Associated with Neptune, coming into bloom in the joyful Spring Season in March, Daffodils are flowers of calm feelings, temperance, dreaminess, forgiveness and also excessive behaviors & delusions. Called Narcissus, these blossoms are useful for bring cheerfulness into life, for self-love, hope, inner peace and realizations to begin afresh.
Generally found in yellow & white hues, daffodils are popular gardening flowers with many ancient folklores and mythological associations. The most famous one being of Narcissus (which is one of daffodils popular names & species) who was blessed by Greek Gods with youth & enchanting beauty. However, they forbade him to look into his own reflection. But one day, he met a nymph of the woods named Echo and was so drawn to her affections that he overpowered her very being and she disappeared into nothingness, becoming a faded ‘echo’. This made Goddess Nemesis very angry and she decided to lure Narcissus to a lake by a mountainside, where his sight fell upon his own reflection and he was mesmerized by his own beauty. He continued looking at himself melancholic-ally and this saddened the Gods as his vanity would bring him his death. So they turned him into a scented flower ‘narcissus’ whose drooping petals resemble his bent head staring at his reflection and the seeds in the centre tears of Echo’s unrequited love.
Daffodils are vastly used in herbal magick and spiritual work. Narcissism is a psychological term which implies extreme self-centredness and is named after the legend of Narcissus. It is a mental disorder where a person displays abnormal levels of self-love, vanity, apathy and even dis-regards the feelings of others because of one’s innate selfishness. However these blooms are good for helping someone in depression and for those with self-image issues as the fragrance and sight of daffodils induces self-love and joy for life. These blooms are associated with Neptune’s dreamy qualities and water element. Just like Neptune is known for its mysticism, occult and sleepy energies, daffodils too are used in spell-work for attracting these realms into one’s life. Keeping a bouquet of daffodils in the bedroom is said to enhance fertility while using them in a bridal bouquet or stepping on them is said to bring misfortune.
Daffodils are also considered powerful narcotics, their bulbs have paralyzing properties which is why Roman soldiers carried these to die a painless death in the face of being caught by the enemy and being killed. In Europe, daffodil extracts have proved useful in experiments to treat Alzheimer’s. Its essential oil can also cure colds and cough, when used under medical supervision. Avoid using these in beauty or wellness rituals as these cause severe irritations to the skin and may cause severe rashes. Though, daffodil’s sweet notes are widely used in perfumery.
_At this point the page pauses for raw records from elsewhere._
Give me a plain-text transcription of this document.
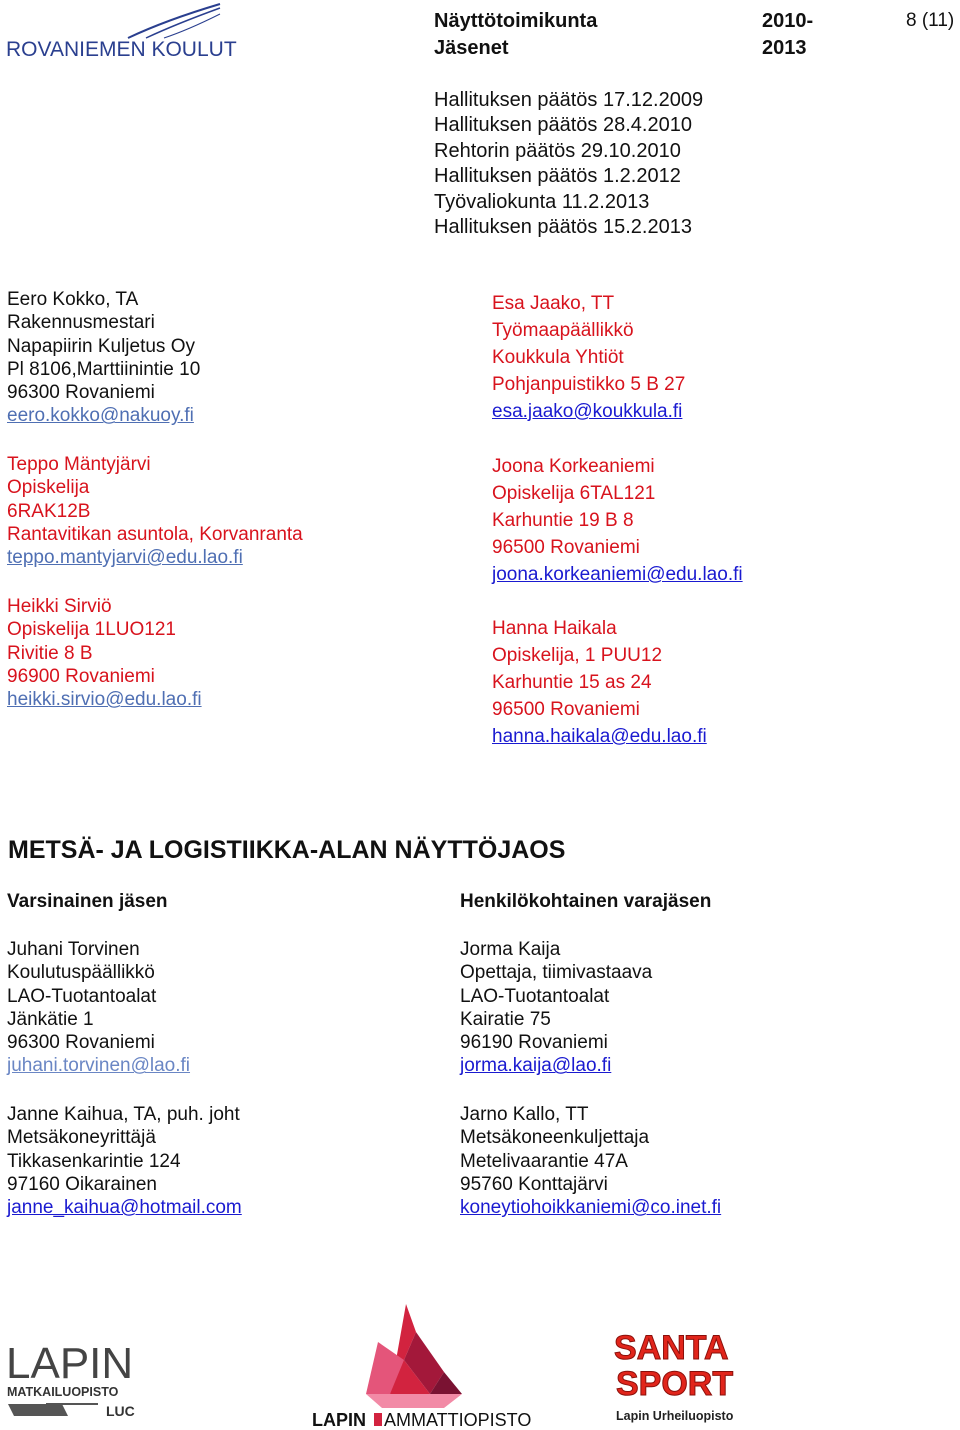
ROVANIEMEN KOULUT
Näyttötoimikunta
Jäsenet
2010-
2013
8 (11)
Hallituksen päätös 17.12.2009
Hallituksen päätös 28.4.2010
Rehtorin päätös 29.10.2010
Hallituksen päätös 1.2.2012
Työvaliokunta 11.2.2013
Hallituksen päätös 15.2.2013
Eero Kokko, TA
Rakennusmestari
Napapiirin Kuljetus Oy
Pl 8106,Marttiinintie 10
96300 Rovaniemi
eero.kokko@nakuoy.fi
Teppo Mäntyjärvi
Opiskelija
6RAK12B
Rantavitikan asuntola, Korvanranta
teppo.mantyjarvi@edu.lao.fi
Heikki Sirviö
Opiskelija 1LUO121
Rivitie 8 B
96900 Rovaniemi
heikki.sirvio@edu.lao.fi
Esa Jaako, TT
Työmaapäällikkö
Koukkula Yhtiöt
Pohjanpuistikko 5 B 27
esa.jaako@koukkula.fi
Joona Korkeaniemi
Opiskelija 6TAL121
Karhuntie 19 B 8
96500 Rovaniemi
joona.korkeaniemi@edu.lao.fi
Hanna Haikala
Opiskelija, 1 PUU12
Karhuntie 15 as 24
96500 Rovaniemi
hanna.haikala@edu.lao.fi
METSÄ- JA LOGISTIIKKA-ALAN NÄYTTÖJAOS
Varsinainen jäsen	Henkilökohtainen varajäsen
Juhani Torvinen
Koulutuspäällikkö
LAO-Tuotantoalat
Jänkätie 1
96300 Rovaniemi
juhani.torvinen@lao.fi
Janne Kaihua, TA, puh. joht
Metsäkoneyrittäjä
Tikkasenkarintie 124
97160 Oikarainen
janne_kaihua@hotmail.com
Jorma Kaija
Opettaja, tiimivastaava
LAO-Tuotantoalat
Kairatie 75
96190 Rovaniemi
jorma.kaija@lao.fi
Jarno Kallo, TT
Metsäkoneenkuljettaja
Metelivaarantie 47A
95760 Konttajärvi
koneytiohoikkaniemi@co.inet.fi
LAPIN
MATKAILUOPISTO
LUC	LAPIN AMMATTIOPISTO
SANTA
SPORT
Lapin Urheiluopisto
Daffodils remain an inspiration for many poets, storytellers and artists. One of William Wordsworth’s most famous lyrical works is “I wandered lonely as a cloud” which describes how the memory of a field of daffodils soothes his emotions and makes him smile. Such is the cheerful quality of daffodils that it instantly rejuvenates the mind, body, spirit.
Daffodils flowers to keep around the house or at shrines during spring, for welcoming blessed beginnings at a housewarming, and even for igniting an old romance. The Chinese consider these flowers to be a sign of good fortune, the Japanese for cheerfulness, The Arabic as a cure for baldness, and The States consider it a symbol of hope for those suffering from Cancer. Getting more reflective, loving the self completely, forgiveness and renewal of energies are some of the inspiring qualities of the daffodils. The message of these blossoms is to be aware of the precious quality of the NOW, clarity of thought and bring more inner focus to achieve our soul’s true purpose.